Drawing on the holdings of Corridor institutions, this Working Group explores the cultural, political, ecological, and aesthetic potential of keyboard instruments ranging from the clavichord and organ to the carillon and the Moog synthesizer.

Open to New People

Active since: 2019

  • Syracuse University
  • University of Rochester
  • Cornell University

Collaborative Goals

Comprising scholars of music and sound along the Corridor, our team aims to reconceive our objects of study by scrutinizing their material components (such as ivory, ebony, timber, leather, hair, shellac, electricity, plastic, and code) alongside the musical techniques and practices that animate them.
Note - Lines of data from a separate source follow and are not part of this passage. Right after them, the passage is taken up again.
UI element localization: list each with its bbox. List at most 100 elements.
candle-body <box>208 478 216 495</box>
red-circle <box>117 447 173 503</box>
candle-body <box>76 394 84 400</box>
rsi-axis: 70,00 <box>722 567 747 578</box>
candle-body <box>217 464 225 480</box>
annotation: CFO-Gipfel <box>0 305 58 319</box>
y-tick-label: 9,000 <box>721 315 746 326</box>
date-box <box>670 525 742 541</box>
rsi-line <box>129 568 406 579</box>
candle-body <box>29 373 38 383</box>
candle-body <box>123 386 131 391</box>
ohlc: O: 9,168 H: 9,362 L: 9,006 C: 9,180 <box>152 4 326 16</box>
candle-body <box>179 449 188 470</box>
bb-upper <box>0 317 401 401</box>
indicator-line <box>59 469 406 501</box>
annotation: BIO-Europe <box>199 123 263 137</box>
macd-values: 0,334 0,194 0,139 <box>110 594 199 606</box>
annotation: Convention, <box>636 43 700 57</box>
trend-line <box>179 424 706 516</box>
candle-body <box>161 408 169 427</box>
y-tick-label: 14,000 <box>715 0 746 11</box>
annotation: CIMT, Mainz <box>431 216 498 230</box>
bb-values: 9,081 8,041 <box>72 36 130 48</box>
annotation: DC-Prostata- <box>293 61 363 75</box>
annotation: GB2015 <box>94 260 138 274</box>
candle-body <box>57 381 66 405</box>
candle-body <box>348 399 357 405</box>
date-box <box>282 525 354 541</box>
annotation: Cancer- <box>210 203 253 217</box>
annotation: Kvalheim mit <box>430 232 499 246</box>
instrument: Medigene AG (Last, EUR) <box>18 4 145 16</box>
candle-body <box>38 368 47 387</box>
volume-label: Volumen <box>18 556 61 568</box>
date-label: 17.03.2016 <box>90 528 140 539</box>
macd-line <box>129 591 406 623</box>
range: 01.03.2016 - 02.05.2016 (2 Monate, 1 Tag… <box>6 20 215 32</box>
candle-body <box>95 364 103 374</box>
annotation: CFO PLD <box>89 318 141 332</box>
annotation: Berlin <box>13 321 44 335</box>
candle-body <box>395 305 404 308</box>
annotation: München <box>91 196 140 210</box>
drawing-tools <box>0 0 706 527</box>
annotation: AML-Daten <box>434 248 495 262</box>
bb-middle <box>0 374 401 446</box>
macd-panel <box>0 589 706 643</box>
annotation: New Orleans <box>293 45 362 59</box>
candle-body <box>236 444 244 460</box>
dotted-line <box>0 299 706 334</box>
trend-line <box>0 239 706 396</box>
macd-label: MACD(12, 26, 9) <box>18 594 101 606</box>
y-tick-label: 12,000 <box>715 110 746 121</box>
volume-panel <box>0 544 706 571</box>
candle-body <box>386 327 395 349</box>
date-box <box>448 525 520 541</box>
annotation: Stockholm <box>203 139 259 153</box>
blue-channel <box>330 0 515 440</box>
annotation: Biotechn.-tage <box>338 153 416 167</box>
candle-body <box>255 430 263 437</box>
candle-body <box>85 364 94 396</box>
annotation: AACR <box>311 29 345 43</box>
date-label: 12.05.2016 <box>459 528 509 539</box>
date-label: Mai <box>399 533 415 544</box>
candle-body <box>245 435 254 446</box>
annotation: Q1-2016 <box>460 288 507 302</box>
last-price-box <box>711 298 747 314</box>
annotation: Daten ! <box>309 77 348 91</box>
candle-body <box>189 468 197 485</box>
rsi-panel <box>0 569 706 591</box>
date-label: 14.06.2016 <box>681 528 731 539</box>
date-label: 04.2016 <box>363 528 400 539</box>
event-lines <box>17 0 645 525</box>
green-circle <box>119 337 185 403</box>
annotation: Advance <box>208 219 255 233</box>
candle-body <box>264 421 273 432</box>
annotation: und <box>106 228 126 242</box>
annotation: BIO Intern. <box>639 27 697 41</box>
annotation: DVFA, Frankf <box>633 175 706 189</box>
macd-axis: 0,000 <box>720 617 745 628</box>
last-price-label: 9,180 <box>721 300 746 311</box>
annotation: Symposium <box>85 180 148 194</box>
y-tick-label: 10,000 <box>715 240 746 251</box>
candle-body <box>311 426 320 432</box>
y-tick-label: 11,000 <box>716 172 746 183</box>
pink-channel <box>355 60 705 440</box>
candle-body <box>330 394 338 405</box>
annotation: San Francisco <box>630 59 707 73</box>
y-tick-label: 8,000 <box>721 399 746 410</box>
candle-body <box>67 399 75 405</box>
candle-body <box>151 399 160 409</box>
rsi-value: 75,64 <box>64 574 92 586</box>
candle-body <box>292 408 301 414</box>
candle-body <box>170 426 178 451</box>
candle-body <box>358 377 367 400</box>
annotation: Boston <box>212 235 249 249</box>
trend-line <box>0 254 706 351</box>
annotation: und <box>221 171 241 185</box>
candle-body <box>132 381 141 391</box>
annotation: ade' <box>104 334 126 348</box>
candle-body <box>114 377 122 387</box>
In the process, we investigate concepts of valuation, waste, sustainability, technology, and nature while thinking about what it means to create, distribute, and consume music and sound responsibly.

Group Organizers

Anne Laver

Assistant Professor of Applied Music and Performance; University Organist, Syracuse University

Annette Richards

Given Foundation Professor in the Humanities and University Organist, Cornell University

Holly Watkins

Chair and Associate Professor, Musicology, Eastman School of Music, University of Rochester

Roger Moseley

Associate Professor, Music, Cornell University

Group Members

  • Alexander Meszler, Lecturer in Music (Keyboard), Hamilton College
  • Theodora Serbanescu-Martin, Graduate Student, Cornell University
  • Anna Steppler, Graduate Student, Cornell University
  • Morton Wan, Graduate Student, Cornell University
  • Amanda Eubanks Winkler, Professor and Chair, Department of Art and Music Histories, Syracuse University
  • David Yearsley, Herbert Gussman Professor of Music, Cornell University

Group Outcomes

There were several noteworthy impacts from our activities:

  • The first being the expansion of our collaborative network across several Corridor institutions. Although some of the faculty had already known each other, it was exciting to introduce these colleagues to graduate student peers interested in similar areas of research. Relatedly, some of these graduate students plan to develop their investigations into publishable essays, new media projects, or mini-workshops/conferences in future semesters.
  • Three projects stand out among those who presented in our final meeting: an eco-critical study of organ-building in the Philippines (with a focus on the history of bamboo harvest and extraction involved in this process); a consideration of the Dactylion as disciplinary technology, artifact of waste, and sign of overproduction in nineteenth-century Europe; and instrument-making excursions undertaken between China and our homebase of Cornell University during the early twentieth century.
  • We also engaged in enlightening discussions about the relationship between cultural sustainability (especially the restoration, curation, and conservatorship of historical keyboards) and environmental sustainability, thus generating insights that, we believe, may enhance our digital presence and community engagement efforts down the line.
  • More broadly, our research methods have been influenced significantly by this reading group, enabling a greater sensitivity toward the materials, resources, logics, ideologies, and infrastructures that pervade keyboard-music history.